The man [hiding] behind the raptor
Just one day before the Fall Concert, Wiegand Gymnasium was already packed. On the stage: a kite, an oscilloscope, a decorated harp, a projector, a couch, a skee-ball alley, and one of the staples of geek culture, Randall Munroe.
Munroe worked for NASA before and after his graduation from Christopher Newport University. His contract was not renewed in 2006, so he turned his hobby, a webcomic called xkcd, into a full-time endeavor. Most of his minimalist, stick-figure strips featured mathematics or computer science jokes, while others had deep philosophical or romantic thoughts not meant to be humorous at all. Occasionally, he would grab Internet-wide attention with elaborate mappings of Internet culture.
Fans have, on numerous occasions, reproduced events in Munroe’s strips: smuggling chessboards with glued-down pieces onto amusement rides; or calling for citations in true Wikipedian fashion (“citation needed”), as a member of the audience so boldly produced on the spot. Munroe’s fan devotion has progressed to the point where, for one strip, he included GPS coordinates and a date. On that day, hundreds of fans congregated and welcomed Munroe on those coordinates, a playground in Boston.
Adding to the artist’s character, Munroe’s webcomic reflects an apparent obsession with potential raptor attacks (inspired by Jurassic Park) and the Guitar Hero video game series. Behind Munroe during the entire lecture, though covered by a projector screen on stage, was a hulking silhouette of a raptor.
Munroe attracted 800 fans to a crammed Wiegand Gymnasium. At 25, Randall Munroe looked like he could have been anyone in the audience, but everyone sitting below knew him by sight. There was a noticeable shift in the audience as they first listened to him speak.
After the initial applause, Munroe commented that he had wanted to visit Carnegie Mellon, and had been consistently receiving more e-mail invitations to lectures here than anywhere else. He then referenced and added more jokes to his previous strips, one of which featured a fictional scatterplot association between blood-alcohol content and programming ability. He announced that programmers with a BAC of 0.1337% are the most proficient.
Later, Munroe described a college prank he performed at CNU, alongside his hobby of kite photography (attaching cameras to kites). He flew a kite very high over a first-year dorm, with a long string tied near the top of the kite line. The kite and the kite line were essentially invisible at their height, and perplexed first-years gathered around a string held vertically with no apparent object above it. One girl eventually concluded that a clear dome covered the campus, Munroe explained.

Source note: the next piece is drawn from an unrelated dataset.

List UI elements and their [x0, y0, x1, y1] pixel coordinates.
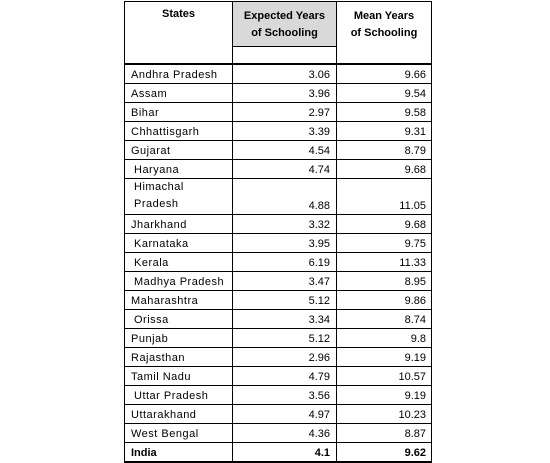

Remembering that fans tend to reproduce what he imagines, Munroe spoke of an image that he has waiting for somebody to actually create: Suspended by a system of weights and pulleys attached to beams, two people engaging in a light saber fight in midair. Citing fencing as one-dimensional sword fighting and regular sword fighting as 2-D, Munroe described this as a 3-D sword-fight, looking suggestively at the ceiling of Wiegand. A student wielding a green laser pointer in the audience marked out possible spots, to everyone’s amusement.
Munroe also made several important announcements. Recalling how readers have often e-mailed him for grammar and spelling mistakes on his strip, he created a new grammar standard on quotations, allowing question marks and exclamation marks inside or outside quotations (or both) depending on context. Munroe justified his standard by citing the lack of a legal governing body for the English language, unlike French; thus, he claimed publicly accepted standards of language like The Elements of Style hold no authority over his. Exploiting this logic, he also designated himself the president of the Internet, as no such office existed, and made it a non-voting position.

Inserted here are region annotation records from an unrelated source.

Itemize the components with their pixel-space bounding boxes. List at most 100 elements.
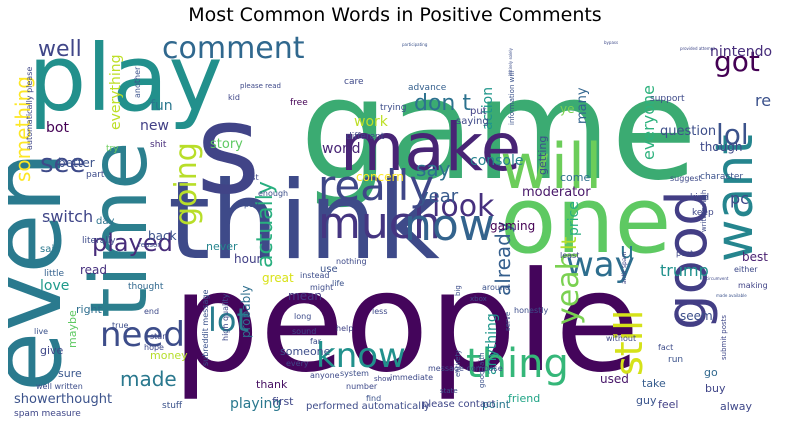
word-shit: shit [150,140,167,150]
word-keep: keep [692,208,714,218]
word-show: show [374,375,392,383]
word-suggest: suggest [670,174,702,183]
word-console: console [470,153,524,169]
word-much: much [318,198,441,249]
word-re: re [755,91,771,110]
word-made: made [120,367,177,391]
word-character: character [700,172,743,182]
word-different: different [346,132,385,142]
word-though: though [700,140,742,154]
word-still: still [607,310,651,376]
word-see: see [40,149,86,179]
word-everyone: everyone [639,85,658,160]
word-might: might [310,283,333,292]
word-serve: serve [504,312,512,331]
word-support: support [650,94,685,104]
word-story: story [210,137,243,152]
word-please-read: please read [240,82,281,90]
word-find: find [366,394,381,403]
word-go: go [704,366,718,379]
word-lol: lol [716,118,749,151]
word-everything: everything [108,54,124,130]
word-free: free [290,98,308,108]
word-live: live [34,327,48,336]
word-antir-spam: antir spam [621,252,628,284]
word-post: post [676,249,693,258]
word-probably: probably [239,285,253,338]
word-even: even [8,151,84,392]
word-life: life [332,279,344,288]
word-little: little [44,269,65,279]
word-true: true [112,321,128,330]
word-without: without [606,334,636,343]
word-state: state [440,387,458,395]
word-thing: thing [466,341,569,387]
word-actually: actually [253,181,278,268]
word-price: price [566,201,582,236]
word-gaming: gaming [490,219,535,233]
word-bypass: bypass [604,40,618,45]
word-guy: guy [636,394,657,407]
word-nothing: nothing [336,257,367,266]
word-xbox: xbox [470,295,487,303]
word-already: already [491,221,515,296]
word-money: money [150,349,188,362]
word-literally: literally [82,236,116,246]
word-sound: sound [292,327,316,336]
word-anyone: anyone [310,371,340,380]
word-question: question [660,124,716,139]
word-performed-automatically: performed automatically [306,401,430,412]
word-well-written: well written [36,382,83,391]
word-least: least [560,251,579,260]
word-new: new [140,118,169,134]
word-number: number [346,382,378,391]
word-now: now [404,200,495,251]
word-fact: fact [658,343,673,352]
word-many: many [575,87,590,124]
chart-title: Most Common Words in Positive Comments [188,4,602,26]
word-one: one [500,167,671,274]
word-come: come [560,171,590,184]
word-make: make [340,109,521,186]
word-buy: buy [705,382,726,395]
word-want: want [705,134,765,262]
word-well: well [38,37,82,62]
word-less: less [372,307,387,316]
word-information-will: information will [508,71,516,125]
word-know: know [316,336,406,376]
word-comment: comment [162,36,305,66]
word-read: read [80,263,107,277]
word-making: making [738,281,768,290]
word-trying: trying [380,103,406,113]
word-u: u [620,239,634,264]
word-big: big [454,285,462,296]
word-best: best [742,250,768,264]
word-cost: cost [242,173,259,182]
word-automatically-please: automatically please [25,67,34,150]
word-friend: friend [508,392,540,405]
word-said: said [40,244,60,255]
word-anything: anything [484,313,500,375]
word-alway: alway [720,400,753,413]
word-entirely-solely: entirely solely [508,47,513,76]
word-point: point [482,398,511,411]
word-sure: sure [58,367,82,380]
word-far: far [310,337,322,346]
word-something: something [11,76,35,182]
word-trump: trump [660,261,709,280]
word-say: say [416,157,451,181]
word-care: care [344,77,364,87]
word-made-available: made available [716,293,747,298]
word-another: another [133,66,142,98]
word-thought: thought [128,282,164,292]
word-going: going [169,142,204,226]
word-lot: lot [208,301,249,339]
word-system: system [340,369,369,378]
word-playing: playing [230,396,281,412]
word-spam-measure: spam measure [14,409,81,419]
word-thank: thank [256,378,288,391]
word-end: end [144,307,159,316]
word-instead: instead [300,271,330,280]
word-seem: seem [680,309,713,323]
word-honestly: honestly [514,306,548,315]
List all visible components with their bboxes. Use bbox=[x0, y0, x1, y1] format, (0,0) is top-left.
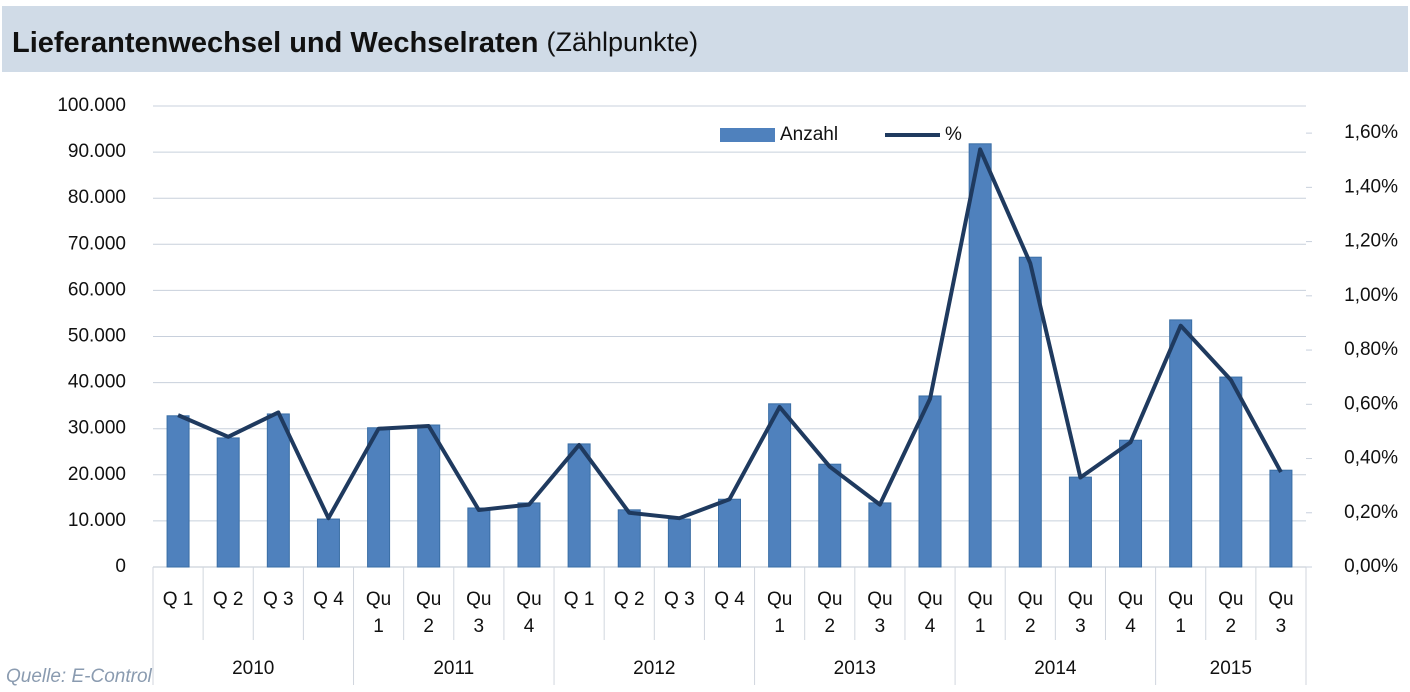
y-tick-label: 30.000 bbox=[68, 418, 126, 439]
title-main: Lieferantenwechsel und Wechselraten bbox=[12, 27, 538, 59]
title-bar bbox=[2, 6, 1408, 72]
bar bbox=[1119, 439, 1143, 568]
subtitle: (Zählpunkte) bbox=[547, 27, 699, 57]
x-tick-label: Qu 3 bbox=[867, 589, 892, 637]
bar bbox=[216, 437, 240, 568]
bar bbox=[1219, 376, 1243, 568]
y2-tick-label: 0,00% bbox=[1344, 556, 1398, 577]
bar bbox=[316, 518, 340, 568]
x-tick-label: Q 1 bbox=[564, 589, 595, 610]
y2-tick-label: 1,40% bbox=[1344, 176, 1398, 197]
x-tick-label: Q 3 bbox=[664, 589, 695, 610]
bar bbox=[667, 518, 691, 568]
y2-tick-label: 0,80% bbox=[1344, 339, 1398, 360]
bar bbox=[266, 413, 290, 568]
y2-tick-label: 0,20% bbox=[1344, 502, 1398, 523]
group-label: 2012 bbox=[633, 658, 675, 679]
x-tick-label: Qu 1 bbox=[1168, 589, 1193, 637]
x-tick-label: Q 2 bbox=[213, 589, 244, 610]
bar bbox=[818, 463, 842, 568]
line bbox=[177, 147, 1283, 521]
x-tick-label: Qu 1 bbox=[366, 589, 391, 637]
y-tick-label: 90.000 bbox=[68, 141, 126, 162]
bar bbox=[1169, 319, 1193, 568]
bar bbox=[868, 502, 892, 568]
y-tick-label: 50.000 bbox=[68, 326, 126, 347]
y-tick-label: 80.000 bbox=[68, 187, 126, 208]
bar bbox=[918, 395, 942, 568]
x-tick-label: Qu 1 bbox=[967, 589, 992, 637]
legend-label: Anzahl bbox=[780, 124, 838, 145]
y2-tick-label: 1,60% bbox=[1344, 122, 1398, 143]
group-label: 2015 bbox=[1210, 658, 1252, 679]
y-tick-label: 100.000 bbox=[57, 95, 126, 116]
bar bbox=[1018, 256, 1042, 568]
y-tick-label: 40.000 bbox=[68, 372, 126, 393]
y-tick-label: 70.000 bbox=[68, 233, 126, 254]
bar bbox=[467, 507, 491, 568]
group-label: 2013 bbox=[834, 658, 876, 679]
x-tick-label: Q 4 bbox=[714, 589, 745, 610]
bar bbox=[367, 427, 391, 568]
x-tick-label: Qu 2 bbox=[1018, 589, 1043, 637]
bar bbox=[567, 443, 591, 568]
x-tick-label: Q 3 bbox=[263, 589, 294, 610]
x-tick-label: Qu 2 bbox=[1218, 589, 1243, 637]
bar bbox=[517, 502, 541, 568]
x-tick-label: Qu 3 bbox=[1068, 589, 1093, 637]
y-tick-label: 10.000 bbox=[68, 510, 126, 531]
x-tick-label: Qu 3 bbox=[1268, 589, 1293, 637]
y2-tick-label: 1,20% bbox=[1344, 231, 1398, 252]
x-tick-label: Qu 2 bbox=[817, 589, 842, 637]
bar bbox=[617, 509, 641, 568]
bar bbox=[1068, 476, 1092, 568]
chart-title: Lieferantenwechsel und Wechselraten (Zäh… bbox=[12, 27, 698, 59]
x-tick-label: Qu 4 bbox=[1118, 589, 1143, 637]
bar bbox=[417, 424, 441, 568]
group-label: 2010 bbox=[232, 658, 274, 679]
source: Quelle: E-Control bbox=[6, 666, 153, 687]
y-tick-label: 0 bbox=[115, 556, 126, 577]
x-tick-label: Q 2 bbox=[614, 589, 645, 610]
bar bbox=[968, 143, 992, 568]
bar bbox=[718, 498, 741, 568]
group-label: 2014 bbox=[1034, 658, 1077, 679]
bar bbox=[1269, 469, 1293, 568]
bar bbox=[166, 415, 190, 568]
y-tick-label: 60.000 bbox=[68, 279, 126, 300]
x-tick-label: Qu 4 bbox=[917, 589, 942, 637]
x-tick-label: Qu 4 bbox=[516, 589, 541, 637]
x-tick-label: Q 1 bbox=[163, 589, 194, 610]
x-tick-label: Qu 2 bbox=[416, 589, 441, 637]
legend-label: % bbox=[945, 124, 962, 145]
x-tick-label: Qu 1 bbox=[767, 589, 792, 637]
bar bbox=[768, 403, 792, 568]
legend-swatch bbox=[720, 128, 775, 142]
y2-tick-label: 0,40% bbox=[1344, 448, 1398, 469]
y2-tick-label: 1,00% bbox=[1344, 285, 1398, 306]
y2-tick-label: 0,60% bbox=[1344, 393, 1398, 414]
group-label: 2011 bbox=[433, 658, 474, 679]
x-tick-label: Q 4 bbox=[313, 589, 344, 610]
x-tick-label: Qu 3 bbox=[466, 589, 491, 637]
y-tick-label: 20.000 bbox=[68, 464, 126, 485]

Among other raptor-related questions in the info session, Munroe was asked of his marital status, to which he bashfully admitted his difficulty in striking up conversation with the opposite sex in the academic circles of Boston, as everyone there knows his jokes by heart and would often finish them from mid-sentence. However, Munroe explained, this a small price to pay for entertaining the masses.
To everyone’s applause, Munroe accepted an invitation to participate in Capture the Flag with Stuff, a rule-heavy variation on the classic playground game put on by campus organization KGB.